THE LINE Y=X+4 INTERSECTS THE CURVE
2X^2 + 3XY - Y^2 + 1 = 0
To find the intersection points between the line y = x + 4 and the curve 2x^2 + 3xy - y^2 + 1 = 0, we need to solve the equations simultaneously.
Step 1: Substitute y = x + 4 into the equation of the curve:
2x^2 + 3x(x + 4) - (x + 4)^2 + 1 = 0
Step 2: Simplify the equation:
2x^2 + 3x^2 + 12x - (x^2 + 8x + 16) + 1 = 0
Combine like terms:
4x^2 + 4x - 15 = 0
Step 3: Solve the quadratic equation for x.
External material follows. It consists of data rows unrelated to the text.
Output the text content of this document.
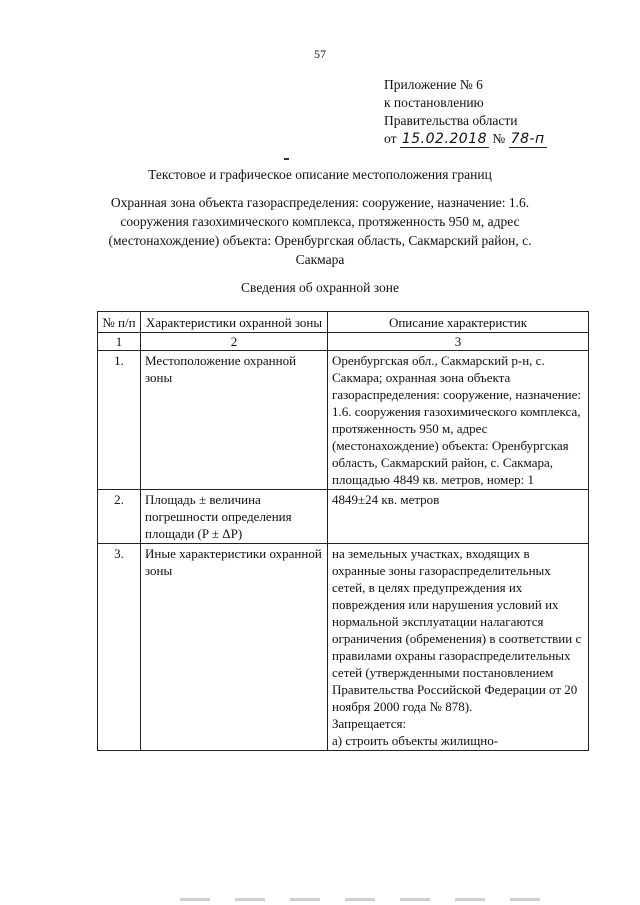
57
Приложение № 6
к постановлению
Правительства области
от 15.02.2018 № 78-п
Текстовое и графическое описание местоположения границ
Охранная зона объекта газораспределения: сооружение, назначение: 1.6. сооружения газохимического комплекса, протяженность 950 м, адрес (местонахождение) объекта: Оренбургская область, Сакмарский район, с. Сакмара
Сведения об охранной зоне
№ п/п	Характеристики охранной зоны	Описание характеристик
1	2	3
1.	Местоположение охранной зоны	Оренбургская обл., Сакмарский р-н, с. Сакмара; охранная зона объекта газораспределения: сооружение, назначение: 1.6. сооружения газохимического комплекса, протяженность 950 м, адрес (местонахождение) объекта: Оренбургская область, Сакмарский район, с. Сакмара, площадью 4849 кв. метров, номер: 1
2.	Площадь ± величина погрешности определения площади (P ± ΔP)	4849±24 кв. метров
3.	Иные характеристики охранной зоны	на земельных участках, входящих в охранные зоны газораспределительных сетей, в целях предупреждения их повреждения или нарушения условий их нормальной эксплуатации налагаются ограничения (обременения) в соответствии с правилами охраны газораспределительных сетей (утвержденными постановлением Правительства Российской Федерации от 20 ноября 2000 года № 878).
Запрещается:
а) строить объекты жилищно-
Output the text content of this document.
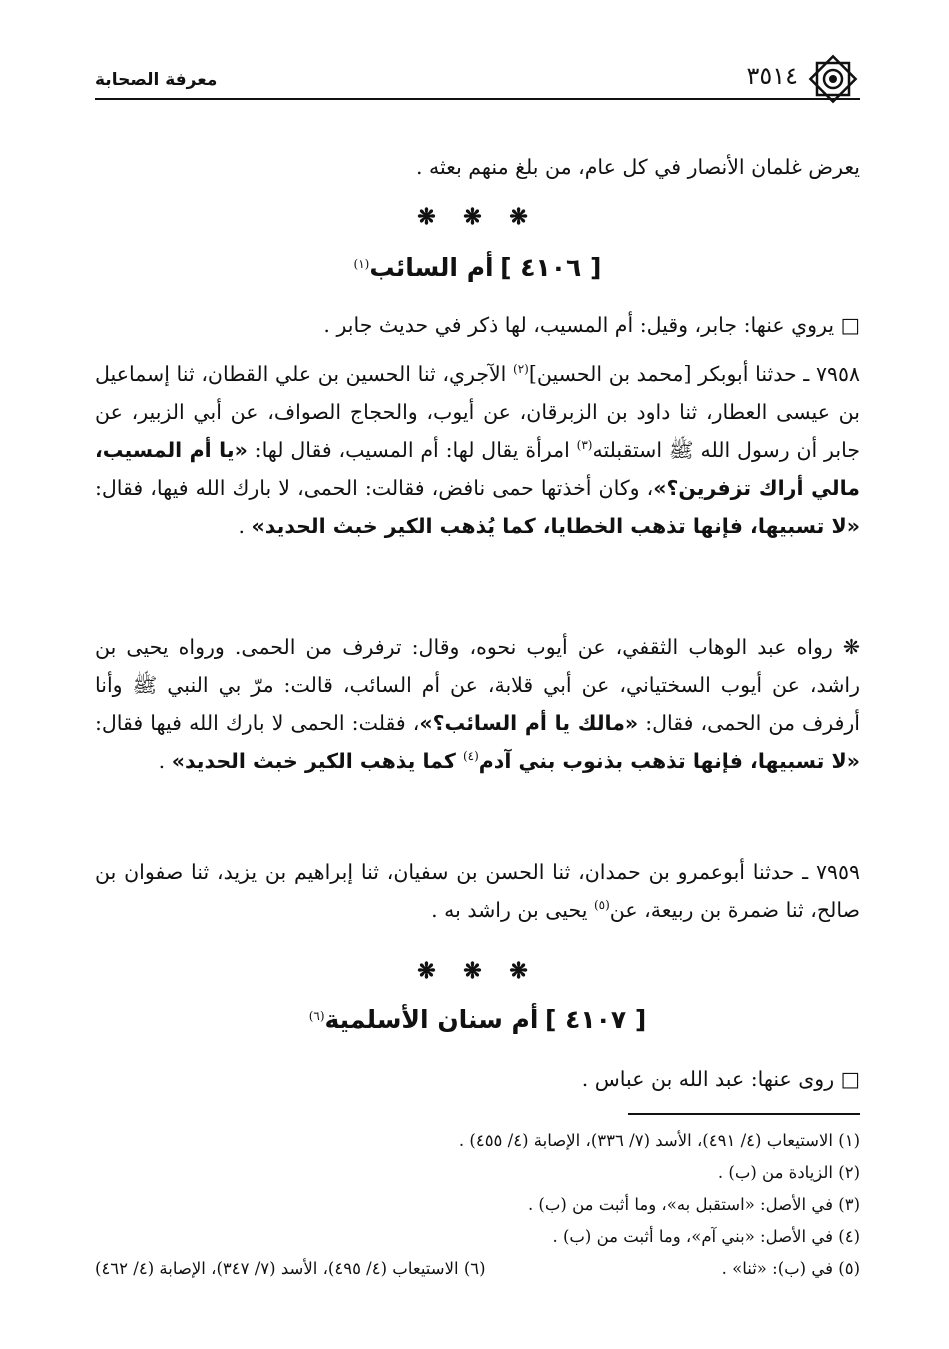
معرفة الصحابة	٣٥١٤
يعرض غلمان الأنصار في كل عام، من بلغ منهم بعثه .
❋ ❋ ❋
[ ٤١٠٦ ] أم السائب$^{(١)}$
□ يروي عنها: جابر، وقيل: أم المسيب، لها ذكر في حديث جابر .
٧٩٥٨ ـ حدثنا أبوبكر [محمد بن الحسين]$^{(٢)}$ الآجري، ثنا الحسين بن علي القطان، ثنا إسماعيل بن عيسى العطار، ثنا داود بن الزبرقان، عن أيوب، والحجاج الصواف، عن أبي الزبير، عن جابر أن رسول الله ﷺ استقبلته$^{(٣)}$ امرأة يقال لها: أم المسيب، فقال لها: «يا أم المسيب، مالي أراك تزفرين؟»، وكان أخذتها حمى نافض، فقالت: الحمى، لا بارك الله فيها، فقال: «لا تسبيها، فإنها تذهب الخطايا، كما يُذهب الكير خبث الحديد» .
❋ رواه عبد الوهاب الثقفي، عن أيوب نحوه، وقال: ترفرف من الحمى. ورواه يحيى بن راشد، عن أيوب السختياني، عن أبي قلابة، عن أم السائب، قالت: مرّ بي النبي ﷺ وأنا أرفرف من الحمى، فقال: «مالك يا أم السائب؟»، فقلت: الحمى لا بارك الله فيها فقال: «لا تسبيها، فإنها تذهب بذنوب بني آدم$^{(٤)}$ كما يذهب الكير خبث الحديد» .
٧٩٥٩ ـ حدثنا أبوعمرو بن حمدان، ثنا الحسن بن سفيان، ثنا إبراهيم بن يزيد، ثنا صفوان بن صالح، ثنا ضمرة بن ربيعة، عن$^{(٥)}$ يحيى بن راشد به .
❋ ❋ ❋
[ ٤١٠٧ ] أم سنان الأسلمية$^{(٦)}$
□ روى عنها: عبد الله بن عباس .
(١) الاستيعاب (٤/ ٤٩١)، الأسد (٧/ ٣٣٦)، الإصابة (٤/ ٤٥٥) .
(٢) الزيادة من (ب) .
(٣) في الأصل: «استقبل به»، وما أثبت من (ب) .
(٤) في الأصل: «بني آم»، وما أثبت من (ب) .
(٥) في (ب): «ثنا» .
(٦) الاستيعاب (٤/ ٤٩٥)، الأسد (٧/ ٣٤٧)، الإصابة (٤/ ٤٦٢)
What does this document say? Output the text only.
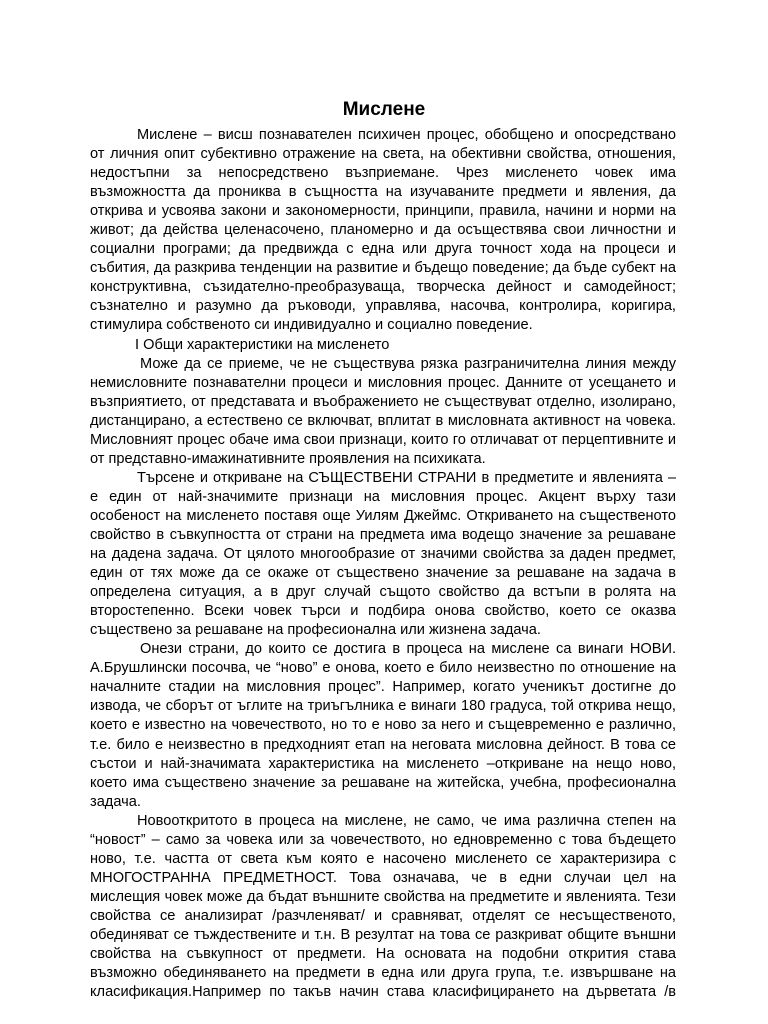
Мислене

Мислене – висш познавателен психичен процес, обобщено и опосредствано от личния опит субективно отражение на света, на обективни свойства, отношения, недостъпни за непосредствено възприемане. Чрез мисленето човек има възможността да прониква в същността на изучаваните предмети и явления, да открива и усвоява закони и закономерности, принципи, правила, начини и норми на живот; да действа целенасочено, планомерно и да осъществява свои личностни и социални програми; да предвижда с една или друга точност хода на процеси и събития, да разкрива тенденции на развитие и бъдещо поведение; да бъде субект на конструктивна, съзидателно-преобразуваща, творческа дейност и самодейност; съзнателно и разумно да ръководи, управлява, насочва, контролира, коригира, стимулира собственото си индивидуално и социално поведение.

I Общи характеристики на мисленето

Може да се приеме, че не съществува рязка разграничителна линия между немисловните познавателни процеси и мисловния процес. Данните от усещането и възприятието, от представата и въображението не съществуват отделно, изолирано, дистанцирано, а естествено се включват, вплитат в мисловната активност на човека. Мисловният процес обаче има свои признаци, които го отличават от перцептивните и от представно-имажинативните проявления на психиката.

Търсене и откриване на СЪЩЕСТВЕНИ СТРАНИ в предметите и явленията – е един от най-значимите признаци на мисловния процес. Акцент върху тази особеност на мисленето поставя още Уилям Джеймс. Откриването на същественото свойство в съвкупността от страни на предмета има водещо значение за решаване на дадена задача. От цялото многообразие от значими свойства за даден предмет, един от тях може да се окаже от съществено значение за решаване на задача в определена ситуация, а в друг случай същото свойство да встъпи в ролята на второстепенно. Всеки човек търси и подбира онова свойство, което се оказва съществено за решаване на професионална или жизнена задача.

Онези страни, до които се достига в процеса на мислене са винаги НОВИ. А.Брушлински посочва, че “ново” е онова, което е било неизвестно по отношение на началните стадии на мисловния процес”. Например, когато ученикът достигне до извода, че сборът от ъглите на триъгълника е винаги 180 градуса, той открива нещо, което е известно на човечеството, но то е ново за него и същевременно е различно, т.е. било е неизвестно в предходният етап на неговата мисловна дейност. В това се състои и най-значимата характеристика на мисленето –откриване на нещо ново, което има съществено значение за решаване на житейска, учебна, професионална задача.

Новооткритото в процеса на мислене, не само, че има различна степен на “новост” – само за човека или за човечеството, но едновременно с това бъдещето ново, т.е. частта от света към която е насочено мисленето се характеризира с МНОГОСТРАННА ПРЕДМЕТНОСТ. Това означава, че в едни случаи цел на мислещия човек може да бъдат външните свойства на предметите и явленията. Тези свойства се анализират /разчленяват/ и сравняват, отделят се несъщественото, обединяват се тъждествените и т.н. В резултат на това се разкриват общите външни свойства на съвкупност от предмети. На основата на подобни открития става възможно обединяването на предмети в една или друга група, т.е. извършване на класификация.Например по такъв начин става класифицирането на дърветата /в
To solve the quadratic equation, you can use factoring, completing the square, or the quadratic formula. In this case, we will use the quadratic formula.
The quadratic formula is:
x = (-b ± √(b^2 - 4ac)) / 2a
For the equation 4x^2 + 4x - 15 = 0, the values of a, b, and c are:
a = 4, b = 4, c = -15
Substituting these values into the quadratic formula:
x = (-(4) ± √((4)^2 - 4(4)(-15))) / (2(4))
Simplifying:
x = (-4 ± √(16 + 240)) / 8
x = (-4 ± √256) / 8
x = (-4 ± 16) / 8
This gives us two possible values for x:
x1 = (-4 + 16) / 8 = 12/8 = 3/2
x2 = (-4 - 16) / 8 = -20/8 = -5/2
Step 4: Substitute the x-values back into the equation y = x + 4 to find the corresponding y-values.
For x1 = 3/2:
y1 = (3/2) + 4 = 11/2
For x2 = -5/2:
y2 = (-5/2) + 4 = 3/2
Therefore, the line y = x + 4 intersects the curve 2x^2 + 3xy - y^2 + 1 = 0 at the points (3/2, 11/2) and (-5/2, 3/2).